In that case, you have negative equity.
You build positive equity by paying off your mortgage. If you owe $200,000 on your mortgage, and your home’s value is $300,000, you will have a home equity value of $100,000. Negative equity is the opposite.
Another scenario in which negative equity can occur is if property prices drastically drop soon after you buy the home. Something significant would have to happen for that to occur, though. For example, a series of break-ins or violent crime incidents can suddenly make the neighborhood unattractive to potential buyers and decrease home prices.
How Can Negative Equity Impact Your Home Selling
It can be challenging to sell a home with negative equity. After all, who wants to buy a home with an attached mortgage that is more expensive than the actual home value?
Cash home buyers in North Carolina are your best bet when selling a home with negative equity. They may be able to take on the remainder of the mortgage, even if you can’t afford to pay it.
Perhaps they plan to invest in the home and flip it for a profit, although that is more likely if the negative equity was due to damage that you can’t afford to repair instead of declining property values in the area.
There are other options for selling a house with negative equity. A short sale is when the lender agrees to let you sell the home. Usually, they will forgive part or most of the loan, although you will need to provide a letter of hardship detailing your financial situation.
Another option is a deed in lieu of foreclosure. That involves giving your home up to the lender in exchange for them forgiving the rest of your debt. That allows you to avoid the scarier option, which is foreclosure.
With a deed in lieu of foreclosure, you not only avoid the drawn-out process of foreclosure, but you can save points on your credit score. You may also be able to lease the house from the lender until you find new housing.

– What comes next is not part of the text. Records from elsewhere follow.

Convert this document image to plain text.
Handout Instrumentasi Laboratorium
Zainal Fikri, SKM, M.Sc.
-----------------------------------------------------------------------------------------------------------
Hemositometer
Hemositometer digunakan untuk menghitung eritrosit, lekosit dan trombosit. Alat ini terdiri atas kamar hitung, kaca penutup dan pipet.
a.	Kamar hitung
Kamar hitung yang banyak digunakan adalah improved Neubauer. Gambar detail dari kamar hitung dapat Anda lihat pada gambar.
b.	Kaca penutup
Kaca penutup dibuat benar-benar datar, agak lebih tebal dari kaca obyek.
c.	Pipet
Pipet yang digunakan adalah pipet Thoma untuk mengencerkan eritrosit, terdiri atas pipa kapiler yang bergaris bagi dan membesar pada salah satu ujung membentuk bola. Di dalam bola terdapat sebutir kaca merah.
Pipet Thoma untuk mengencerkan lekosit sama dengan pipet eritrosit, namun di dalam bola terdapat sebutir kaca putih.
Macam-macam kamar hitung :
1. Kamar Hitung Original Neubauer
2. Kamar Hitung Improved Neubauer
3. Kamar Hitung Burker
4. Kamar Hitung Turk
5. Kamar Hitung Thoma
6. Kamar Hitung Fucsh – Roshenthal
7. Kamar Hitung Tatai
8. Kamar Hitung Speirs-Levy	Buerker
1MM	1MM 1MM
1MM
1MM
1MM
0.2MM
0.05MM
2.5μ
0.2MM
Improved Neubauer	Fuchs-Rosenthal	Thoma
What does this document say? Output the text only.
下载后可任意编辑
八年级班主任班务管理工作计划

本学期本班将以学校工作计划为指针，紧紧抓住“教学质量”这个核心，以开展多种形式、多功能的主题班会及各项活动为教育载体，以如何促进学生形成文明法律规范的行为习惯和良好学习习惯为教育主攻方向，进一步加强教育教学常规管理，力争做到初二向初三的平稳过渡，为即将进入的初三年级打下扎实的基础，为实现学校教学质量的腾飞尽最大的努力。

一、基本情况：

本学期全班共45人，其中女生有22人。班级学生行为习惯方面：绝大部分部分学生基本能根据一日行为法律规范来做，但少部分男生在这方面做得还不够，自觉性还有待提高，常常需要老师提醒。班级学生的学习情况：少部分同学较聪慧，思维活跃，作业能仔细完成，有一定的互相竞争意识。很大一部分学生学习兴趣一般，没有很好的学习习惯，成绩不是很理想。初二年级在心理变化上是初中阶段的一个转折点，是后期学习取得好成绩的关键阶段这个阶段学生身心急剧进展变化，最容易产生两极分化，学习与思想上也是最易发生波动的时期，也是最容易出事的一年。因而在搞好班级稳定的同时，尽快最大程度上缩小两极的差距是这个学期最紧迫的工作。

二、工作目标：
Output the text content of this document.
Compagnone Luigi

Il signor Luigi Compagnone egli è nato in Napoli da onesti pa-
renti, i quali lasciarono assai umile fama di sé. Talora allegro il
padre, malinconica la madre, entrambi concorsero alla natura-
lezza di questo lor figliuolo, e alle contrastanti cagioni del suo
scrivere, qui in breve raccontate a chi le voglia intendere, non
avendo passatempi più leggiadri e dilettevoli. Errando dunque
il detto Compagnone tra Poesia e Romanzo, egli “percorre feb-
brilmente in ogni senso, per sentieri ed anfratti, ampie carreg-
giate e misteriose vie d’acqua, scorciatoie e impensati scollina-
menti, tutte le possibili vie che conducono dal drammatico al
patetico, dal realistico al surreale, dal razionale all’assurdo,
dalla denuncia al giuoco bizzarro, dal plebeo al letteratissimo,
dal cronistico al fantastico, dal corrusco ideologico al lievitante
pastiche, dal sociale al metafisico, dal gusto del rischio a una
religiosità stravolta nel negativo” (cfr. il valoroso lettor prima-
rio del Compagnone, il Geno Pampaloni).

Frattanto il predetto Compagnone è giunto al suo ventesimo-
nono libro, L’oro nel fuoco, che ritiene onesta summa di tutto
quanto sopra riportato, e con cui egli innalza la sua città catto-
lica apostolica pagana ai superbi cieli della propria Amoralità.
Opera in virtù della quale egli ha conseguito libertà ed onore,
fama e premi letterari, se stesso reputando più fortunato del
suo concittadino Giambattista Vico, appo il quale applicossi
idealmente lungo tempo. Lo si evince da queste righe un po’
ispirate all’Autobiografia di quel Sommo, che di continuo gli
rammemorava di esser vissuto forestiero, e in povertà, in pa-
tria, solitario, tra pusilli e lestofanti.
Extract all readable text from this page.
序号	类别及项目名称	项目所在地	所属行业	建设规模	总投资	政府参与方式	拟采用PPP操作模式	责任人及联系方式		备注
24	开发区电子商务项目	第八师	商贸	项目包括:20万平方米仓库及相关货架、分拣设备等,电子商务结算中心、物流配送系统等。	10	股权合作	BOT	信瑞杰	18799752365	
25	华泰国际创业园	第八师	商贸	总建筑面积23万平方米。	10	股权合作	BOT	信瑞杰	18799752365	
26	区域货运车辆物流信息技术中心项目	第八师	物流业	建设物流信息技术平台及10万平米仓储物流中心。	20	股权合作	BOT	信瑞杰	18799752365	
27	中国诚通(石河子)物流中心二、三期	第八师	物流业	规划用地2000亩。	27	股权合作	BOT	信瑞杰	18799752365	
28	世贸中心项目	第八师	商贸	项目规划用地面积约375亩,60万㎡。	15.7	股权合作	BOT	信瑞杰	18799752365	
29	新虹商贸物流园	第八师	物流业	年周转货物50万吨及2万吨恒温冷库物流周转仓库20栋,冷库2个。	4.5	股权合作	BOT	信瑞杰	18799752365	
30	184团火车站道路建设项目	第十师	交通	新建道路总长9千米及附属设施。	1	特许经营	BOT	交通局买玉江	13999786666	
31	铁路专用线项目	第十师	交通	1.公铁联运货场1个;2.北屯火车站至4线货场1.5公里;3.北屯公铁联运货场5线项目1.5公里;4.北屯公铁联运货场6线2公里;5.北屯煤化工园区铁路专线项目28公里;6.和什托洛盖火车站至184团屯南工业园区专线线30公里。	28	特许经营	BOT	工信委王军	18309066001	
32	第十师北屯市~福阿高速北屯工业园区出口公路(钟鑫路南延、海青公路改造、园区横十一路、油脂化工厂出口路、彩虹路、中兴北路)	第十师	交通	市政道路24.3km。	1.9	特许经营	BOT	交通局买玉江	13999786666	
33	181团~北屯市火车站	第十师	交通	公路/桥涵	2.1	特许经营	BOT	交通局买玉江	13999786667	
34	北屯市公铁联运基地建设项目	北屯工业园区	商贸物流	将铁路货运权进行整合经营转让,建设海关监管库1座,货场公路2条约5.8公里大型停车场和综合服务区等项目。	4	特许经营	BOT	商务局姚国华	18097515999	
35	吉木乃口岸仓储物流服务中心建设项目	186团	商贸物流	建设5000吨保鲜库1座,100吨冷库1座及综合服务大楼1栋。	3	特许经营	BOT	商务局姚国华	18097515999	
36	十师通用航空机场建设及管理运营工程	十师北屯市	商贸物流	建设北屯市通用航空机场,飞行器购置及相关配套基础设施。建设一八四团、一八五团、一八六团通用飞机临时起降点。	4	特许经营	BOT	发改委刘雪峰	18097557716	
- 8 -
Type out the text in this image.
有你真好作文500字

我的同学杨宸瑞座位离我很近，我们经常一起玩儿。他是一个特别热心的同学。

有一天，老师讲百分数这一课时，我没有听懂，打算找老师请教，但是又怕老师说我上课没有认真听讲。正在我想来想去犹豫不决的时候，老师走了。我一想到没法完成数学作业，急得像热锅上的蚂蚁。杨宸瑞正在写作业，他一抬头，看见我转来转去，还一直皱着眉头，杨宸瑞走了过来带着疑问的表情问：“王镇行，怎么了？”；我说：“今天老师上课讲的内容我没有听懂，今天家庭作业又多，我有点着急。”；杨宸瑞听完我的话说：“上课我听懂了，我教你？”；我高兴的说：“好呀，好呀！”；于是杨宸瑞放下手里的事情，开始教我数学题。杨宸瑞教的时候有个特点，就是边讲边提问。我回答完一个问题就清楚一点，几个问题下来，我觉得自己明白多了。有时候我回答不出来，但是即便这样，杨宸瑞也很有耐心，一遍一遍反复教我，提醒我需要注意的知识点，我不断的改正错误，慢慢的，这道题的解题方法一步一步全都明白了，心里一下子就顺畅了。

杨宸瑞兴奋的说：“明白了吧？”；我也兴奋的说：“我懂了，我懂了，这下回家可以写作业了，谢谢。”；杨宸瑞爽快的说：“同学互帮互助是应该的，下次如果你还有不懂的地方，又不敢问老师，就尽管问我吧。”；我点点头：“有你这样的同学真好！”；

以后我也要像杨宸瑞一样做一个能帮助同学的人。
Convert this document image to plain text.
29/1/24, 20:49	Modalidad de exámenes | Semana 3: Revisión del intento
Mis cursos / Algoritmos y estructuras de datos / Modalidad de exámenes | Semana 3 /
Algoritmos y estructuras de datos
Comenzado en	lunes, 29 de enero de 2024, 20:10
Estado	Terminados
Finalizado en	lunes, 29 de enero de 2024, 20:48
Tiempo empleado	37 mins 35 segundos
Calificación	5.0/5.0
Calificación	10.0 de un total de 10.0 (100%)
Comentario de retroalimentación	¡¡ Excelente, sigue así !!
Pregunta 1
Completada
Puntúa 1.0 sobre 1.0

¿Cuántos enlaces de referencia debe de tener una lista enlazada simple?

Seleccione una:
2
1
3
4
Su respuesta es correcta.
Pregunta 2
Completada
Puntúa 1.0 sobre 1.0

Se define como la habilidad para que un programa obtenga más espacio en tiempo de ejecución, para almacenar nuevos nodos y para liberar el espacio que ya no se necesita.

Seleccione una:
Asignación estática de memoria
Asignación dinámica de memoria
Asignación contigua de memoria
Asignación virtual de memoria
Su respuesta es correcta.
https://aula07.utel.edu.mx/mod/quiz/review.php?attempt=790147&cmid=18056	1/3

Another option is simply staying in your home. Your lender may agree to change your monthly payment amount or suspend payments for a few months until you improve your financial situation.
Home prices may go up over the next few years, allowing you to regain equity. Fannie Mae predicts that while housing price growth will decelerate compared to its recent growth, it will continue growing. If you wait a few years, home prices may go up again, even if they are experiencing a decline.
While you may not have negative equity, it’s still a good idea to wait at least 2-5 years before you sell your home. There are two main exceptions, though, in which you should sell your home as quickly as possible.
The first is if home prices drastically increase in a short period. That can happen for various reasons, such as the announcement of a new housing development, shopping complex, or another development in the area that makes the area attractive to buyers.
In that case, selling your home right away might make sense, but only if you don’t expect home prices to increase even further or if you need the cash immediately.
Another case in which you should urgently sell your home is if you expect declining local property values in the near future. For example, if developers got approval for a new factory, it will pollute the area and be an eyesore. You might want to get out of there before property values really go down.
So, how soon can you sell a house after buying it?
While there is no law prohibiting you from selling a home right after buying it, it’s essential to make sure it’s worth it. The profit you make should cover your initial investment and additional closing costs, mortgage prepayment penalties, capital gains taxes, and other fees.